Agentes do Ministério Público Anti-Corrupção e membros da Divisão de Investigação de Crimes de Alta Complexidade (DIVIAC) da Polícia peruana revistaram a casa e os escritórios de Walter Ayala, um dos ministros da defesa do ex-presidente Pedro Castillo, na segunda-feira de manhã cedo (hora local).
De acordo com informações preliminares, a busca poderia estar relacionada com alegadas promoções irregulares dentro das Forças Armadas e da Polícia Nacional, um caso que tem estado ligado a Ayala e outros membros de alto nível das forças de segurança, segundo a estação de rádio RPP.
Os procuradores e a polícia foram primeiro aos escritórios de Ayala, onde tiveram de forçar a sua entrada. Foram então para a residência privada do antigo ministro, onde lhes foi permitida a entrada.
Em ambos os gabinetes do antigo Ministro da Defesa entre Julho e Novembro de 2021, o Ministério Público e a Polícia Nacional apreenderam um computador portátil, vários documentos e uma cópia espelhada do seu computador pessoal.
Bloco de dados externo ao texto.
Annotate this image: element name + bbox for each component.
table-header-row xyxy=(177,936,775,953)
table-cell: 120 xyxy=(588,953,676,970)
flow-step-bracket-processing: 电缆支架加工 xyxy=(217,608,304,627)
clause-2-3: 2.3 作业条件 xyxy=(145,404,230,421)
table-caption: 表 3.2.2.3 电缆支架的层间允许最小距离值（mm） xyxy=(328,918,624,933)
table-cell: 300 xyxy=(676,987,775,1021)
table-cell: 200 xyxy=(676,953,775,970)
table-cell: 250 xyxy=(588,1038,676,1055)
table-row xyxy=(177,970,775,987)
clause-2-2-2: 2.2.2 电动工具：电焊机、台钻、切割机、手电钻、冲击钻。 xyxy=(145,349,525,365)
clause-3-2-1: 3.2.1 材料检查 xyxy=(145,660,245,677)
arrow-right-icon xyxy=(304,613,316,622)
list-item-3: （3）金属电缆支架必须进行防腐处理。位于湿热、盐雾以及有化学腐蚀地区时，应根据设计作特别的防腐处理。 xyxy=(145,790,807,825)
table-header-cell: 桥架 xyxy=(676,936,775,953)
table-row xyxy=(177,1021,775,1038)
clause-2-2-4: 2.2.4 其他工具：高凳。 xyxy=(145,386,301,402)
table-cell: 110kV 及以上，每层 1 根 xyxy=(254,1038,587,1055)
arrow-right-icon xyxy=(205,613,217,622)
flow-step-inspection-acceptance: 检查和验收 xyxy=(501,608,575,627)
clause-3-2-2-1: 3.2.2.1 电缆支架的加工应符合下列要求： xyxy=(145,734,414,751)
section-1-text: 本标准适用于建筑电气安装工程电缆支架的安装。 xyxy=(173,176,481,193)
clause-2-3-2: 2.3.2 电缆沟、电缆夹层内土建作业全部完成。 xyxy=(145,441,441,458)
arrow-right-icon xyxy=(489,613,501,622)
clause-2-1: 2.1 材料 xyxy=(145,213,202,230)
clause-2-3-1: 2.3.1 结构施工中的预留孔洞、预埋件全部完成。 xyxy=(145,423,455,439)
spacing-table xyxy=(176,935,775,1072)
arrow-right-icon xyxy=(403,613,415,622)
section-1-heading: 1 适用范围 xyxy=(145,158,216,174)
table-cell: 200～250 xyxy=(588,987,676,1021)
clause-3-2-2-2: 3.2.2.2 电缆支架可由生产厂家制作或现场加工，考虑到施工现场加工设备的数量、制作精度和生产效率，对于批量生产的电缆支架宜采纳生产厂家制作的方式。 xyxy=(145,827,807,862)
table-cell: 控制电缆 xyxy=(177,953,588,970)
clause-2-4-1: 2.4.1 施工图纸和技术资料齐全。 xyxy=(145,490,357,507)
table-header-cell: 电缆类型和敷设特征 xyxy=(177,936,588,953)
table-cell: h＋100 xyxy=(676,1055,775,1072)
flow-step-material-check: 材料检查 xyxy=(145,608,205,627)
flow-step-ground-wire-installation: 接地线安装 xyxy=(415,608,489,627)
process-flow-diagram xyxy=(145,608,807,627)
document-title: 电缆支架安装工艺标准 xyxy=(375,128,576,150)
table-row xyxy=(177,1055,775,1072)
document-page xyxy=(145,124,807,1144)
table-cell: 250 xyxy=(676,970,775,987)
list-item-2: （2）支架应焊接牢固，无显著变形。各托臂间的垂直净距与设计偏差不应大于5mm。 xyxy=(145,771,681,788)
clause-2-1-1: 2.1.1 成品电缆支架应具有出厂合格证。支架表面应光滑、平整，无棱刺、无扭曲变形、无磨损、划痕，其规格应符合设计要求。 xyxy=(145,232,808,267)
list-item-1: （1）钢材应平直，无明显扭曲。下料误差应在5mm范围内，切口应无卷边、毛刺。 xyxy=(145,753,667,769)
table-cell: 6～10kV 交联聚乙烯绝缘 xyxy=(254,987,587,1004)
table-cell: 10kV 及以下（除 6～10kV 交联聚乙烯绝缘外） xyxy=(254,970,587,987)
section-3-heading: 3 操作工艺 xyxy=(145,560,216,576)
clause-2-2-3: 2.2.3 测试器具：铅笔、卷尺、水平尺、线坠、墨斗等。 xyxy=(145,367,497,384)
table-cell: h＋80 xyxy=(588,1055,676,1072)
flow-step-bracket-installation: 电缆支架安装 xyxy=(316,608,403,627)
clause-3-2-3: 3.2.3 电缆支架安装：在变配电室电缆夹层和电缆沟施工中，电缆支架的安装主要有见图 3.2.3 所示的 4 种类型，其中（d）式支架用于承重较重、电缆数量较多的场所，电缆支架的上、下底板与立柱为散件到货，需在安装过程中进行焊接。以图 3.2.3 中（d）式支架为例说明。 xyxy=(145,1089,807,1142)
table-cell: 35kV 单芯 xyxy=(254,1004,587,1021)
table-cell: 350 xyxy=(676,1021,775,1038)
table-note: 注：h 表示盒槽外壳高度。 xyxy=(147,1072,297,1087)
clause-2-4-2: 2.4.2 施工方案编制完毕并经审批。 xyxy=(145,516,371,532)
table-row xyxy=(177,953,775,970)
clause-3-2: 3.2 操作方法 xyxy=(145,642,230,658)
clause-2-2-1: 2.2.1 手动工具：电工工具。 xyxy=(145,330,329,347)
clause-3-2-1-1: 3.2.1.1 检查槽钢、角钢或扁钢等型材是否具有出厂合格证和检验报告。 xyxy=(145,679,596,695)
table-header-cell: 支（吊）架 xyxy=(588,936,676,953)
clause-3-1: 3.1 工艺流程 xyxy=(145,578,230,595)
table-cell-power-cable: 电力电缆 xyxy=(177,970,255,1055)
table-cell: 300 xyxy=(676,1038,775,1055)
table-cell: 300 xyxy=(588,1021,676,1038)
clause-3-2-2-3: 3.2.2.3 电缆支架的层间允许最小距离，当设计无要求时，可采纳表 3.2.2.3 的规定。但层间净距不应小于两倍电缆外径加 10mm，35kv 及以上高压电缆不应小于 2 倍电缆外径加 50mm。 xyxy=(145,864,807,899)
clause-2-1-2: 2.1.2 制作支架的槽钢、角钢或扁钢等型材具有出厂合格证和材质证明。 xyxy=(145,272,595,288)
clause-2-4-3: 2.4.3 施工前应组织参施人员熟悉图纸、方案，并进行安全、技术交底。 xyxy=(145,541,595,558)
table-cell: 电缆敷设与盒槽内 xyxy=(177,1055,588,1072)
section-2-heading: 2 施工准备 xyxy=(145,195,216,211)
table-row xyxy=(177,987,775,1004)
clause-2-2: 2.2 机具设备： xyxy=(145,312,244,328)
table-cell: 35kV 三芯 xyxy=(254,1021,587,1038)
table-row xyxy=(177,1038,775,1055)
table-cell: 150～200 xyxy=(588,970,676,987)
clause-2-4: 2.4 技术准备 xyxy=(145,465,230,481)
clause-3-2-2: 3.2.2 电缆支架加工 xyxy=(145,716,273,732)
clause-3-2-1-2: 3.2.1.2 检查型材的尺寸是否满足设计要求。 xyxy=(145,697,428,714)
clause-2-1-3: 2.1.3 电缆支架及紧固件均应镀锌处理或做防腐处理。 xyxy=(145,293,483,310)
No final da operação de busca das suas propriedades, Ayala disse aos meios de comunicação social da sua vontade de colaborar com o sistema de justiça. «Tenho sido juiz e tenho a grande responsabilidade de não mentir», disse ele.
«Estou preparado para dizer o que sei, não vou assumir a culpa sobre os meus próprios ombros. Se eu tiver visto que alguém deixou algum (dinheiro) ou não, di-lo-ei perante um procurador», disse o ex-ministro da Defesa, de acordo com ‘La República’.
Neste sentido, Ayala afirmou que está «limpo» de qualquer culpa e rejeitou estar envolvido em qualquer tipo de conspiração corrupta. «Se há pessoas que roubaram, deixe-as ir para a prisão, porque ninguém deve roubar do Estado. Estou limpo», disse ele. «Como Walter Ayala, reafirmo que não sou um ladrão e que não roubei um único sol do Estado, e a prova disso é que passou mais de um ano e meio e estou aqui: bem fora do gancho», disse ele.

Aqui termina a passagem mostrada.